Let the Painting Begin!
The sketches have been approved, and now it’s time for the paint play to start! Splish, splash!
I've started with getting base colors into all the spreads — the sky, hills, grass, base colors of characters — blocking out the scenes so I can see how the volume of the images works against the white space, giving the reader’s eyes a journey with rests when needed. It’s important to provide enough white space to provide a break and a place to breathe now and again in a story, this gives the art more emphasis and the story and the characters room to live and breathe.
Painting in Procreate
To help keep consistent colors throughout, I create a color palette in Procreate with swatches from my sample character art.

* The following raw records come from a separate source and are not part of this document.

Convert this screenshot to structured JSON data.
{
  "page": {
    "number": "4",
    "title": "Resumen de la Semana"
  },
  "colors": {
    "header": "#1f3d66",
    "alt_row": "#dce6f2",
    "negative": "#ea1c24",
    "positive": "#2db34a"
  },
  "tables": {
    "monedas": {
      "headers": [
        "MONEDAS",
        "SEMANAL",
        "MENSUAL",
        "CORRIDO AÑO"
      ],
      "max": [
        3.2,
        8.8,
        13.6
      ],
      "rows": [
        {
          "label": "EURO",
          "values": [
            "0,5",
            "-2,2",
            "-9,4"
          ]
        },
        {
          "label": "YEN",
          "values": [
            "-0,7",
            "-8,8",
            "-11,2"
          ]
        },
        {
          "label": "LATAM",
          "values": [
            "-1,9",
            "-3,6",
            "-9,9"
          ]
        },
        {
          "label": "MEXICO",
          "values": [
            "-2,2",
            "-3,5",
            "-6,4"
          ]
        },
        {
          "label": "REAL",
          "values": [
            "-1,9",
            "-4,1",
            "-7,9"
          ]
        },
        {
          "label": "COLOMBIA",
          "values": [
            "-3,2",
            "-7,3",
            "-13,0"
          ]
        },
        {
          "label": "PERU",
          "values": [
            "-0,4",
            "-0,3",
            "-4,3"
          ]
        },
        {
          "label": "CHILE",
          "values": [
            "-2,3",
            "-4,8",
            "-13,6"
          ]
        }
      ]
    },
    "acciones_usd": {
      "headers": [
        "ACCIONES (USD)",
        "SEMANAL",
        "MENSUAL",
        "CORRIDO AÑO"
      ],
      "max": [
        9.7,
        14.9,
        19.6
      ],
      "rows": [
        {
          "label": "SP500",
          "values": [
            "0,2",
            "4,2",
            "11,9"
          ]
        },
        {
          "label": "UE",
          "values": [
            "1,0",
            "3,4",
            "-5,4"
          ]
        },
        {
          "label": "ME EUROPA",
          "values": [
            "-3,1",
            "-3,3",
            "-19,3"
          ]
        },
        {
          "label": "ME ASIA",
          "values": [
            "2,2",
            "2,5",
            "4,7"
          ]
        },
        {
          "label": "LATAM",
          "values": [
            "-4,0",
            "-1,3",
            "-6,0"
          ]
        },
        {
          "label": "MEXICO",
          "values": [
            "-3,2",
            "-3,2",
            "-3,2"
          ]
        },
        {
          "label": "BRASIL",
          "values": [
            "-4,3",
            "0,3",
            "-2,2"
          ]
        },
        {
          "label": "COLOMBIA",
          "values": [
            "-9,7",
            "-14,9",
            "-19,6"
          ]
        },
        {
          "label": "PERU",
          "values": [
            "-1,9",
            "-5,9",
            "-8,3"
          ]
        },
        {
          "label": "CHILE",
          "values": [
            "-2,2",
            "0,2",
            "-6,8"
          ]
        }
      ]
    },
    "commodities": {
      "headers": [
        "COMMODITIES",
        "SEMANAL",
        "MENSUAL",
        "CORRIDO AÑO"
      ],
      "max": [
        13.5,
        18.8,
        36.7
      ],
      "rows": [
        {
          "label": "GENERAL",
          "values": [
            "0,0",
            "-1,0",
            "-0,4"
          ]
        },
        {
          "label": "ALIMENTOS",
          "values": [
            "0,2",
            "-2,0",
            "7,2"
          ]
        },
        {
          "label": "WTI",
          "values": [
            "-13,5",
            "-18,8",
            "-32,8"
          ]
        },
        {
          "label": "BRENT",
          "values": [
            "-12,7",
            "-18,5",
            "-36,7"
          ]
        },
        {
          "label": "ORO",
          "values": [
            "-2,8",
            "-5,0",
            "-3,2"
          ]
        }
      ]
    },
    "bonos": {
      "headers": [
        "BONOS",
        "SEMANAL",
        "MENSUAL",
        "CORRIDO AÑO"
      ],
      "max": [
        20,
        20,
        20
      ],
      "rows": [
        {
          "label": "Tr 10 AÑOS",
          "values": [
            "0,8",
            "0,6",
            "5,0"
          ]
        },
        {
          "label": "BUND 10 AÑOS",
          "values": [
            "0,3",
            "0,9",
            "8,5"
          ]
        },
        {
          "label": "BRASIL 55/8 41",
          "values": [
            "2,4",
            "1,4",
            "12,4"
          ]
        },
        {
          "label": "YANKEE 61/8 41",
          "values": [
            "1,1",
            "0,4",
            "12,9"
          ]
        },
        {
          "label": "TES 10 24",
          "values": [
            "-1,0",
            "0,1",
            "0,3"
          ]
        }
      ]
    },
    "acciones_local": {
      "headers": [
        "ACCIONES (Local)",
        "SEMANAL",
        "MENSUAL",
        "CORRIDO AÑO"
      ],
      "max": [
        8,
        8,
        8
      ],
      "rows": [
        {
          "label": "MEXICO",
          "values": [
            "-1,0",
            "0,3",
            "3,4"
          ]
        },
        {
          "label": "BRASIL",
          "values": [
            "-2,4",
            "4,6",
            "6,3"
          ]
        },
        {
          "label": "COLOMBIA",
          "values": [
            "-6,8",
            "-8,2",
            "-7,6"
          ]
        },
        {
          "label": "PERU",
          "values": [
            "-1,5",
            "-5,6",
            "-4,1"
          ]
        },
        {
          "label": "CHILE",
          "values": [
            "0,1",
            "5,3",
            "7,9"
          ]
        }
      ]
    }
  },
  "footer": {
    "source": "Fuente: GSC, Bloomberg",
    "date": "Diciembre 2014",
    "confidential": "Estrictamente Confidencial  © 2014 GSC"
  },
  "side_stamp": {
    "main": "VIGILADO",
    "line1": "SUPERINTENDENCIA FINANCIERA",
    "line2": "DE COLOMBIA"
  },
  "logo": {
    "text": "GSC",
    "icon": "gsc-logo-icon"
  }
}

Procreate limits the number of layers, so I generally split left and right spreads when possible. For the full spreads, I will have to learn to work with less layers. Eek! Which means I'll work with the foreground, mid ground, background, and main characters on layers.
I tend to go overboard with layers when working in Photoshop. If I’m not sure of something, I‘ll start a new layer and keep working. This way I can always go back to what I had before if what I’m doing is wrong or I don't like it. But truthfully, that hardly ever happens. With all the layers, I have maximum edit-ability to move, change, fix, delete stuff. A new layer gives me the permission to keep going without letting the Perfect Monster, who is always lurking, to get in the way.
Here's a little peek at one of the finished color pieces. This will probably be tweaked a bit before it's 100% done for the final back cover art. I paint everything in Procreate using some of the standard brushes and several brushes I created. Sometimes the splatters get a bit out of hand and create confusion and too much busyness, so I'll often clean those up to a manageable amount in Photoshop for the final.
Thank you for joining me today! I hope you're enjoying the journey. Please let me know if you have any questions about my process or would like to learn more about any of these steps.
And now I must get back to painting!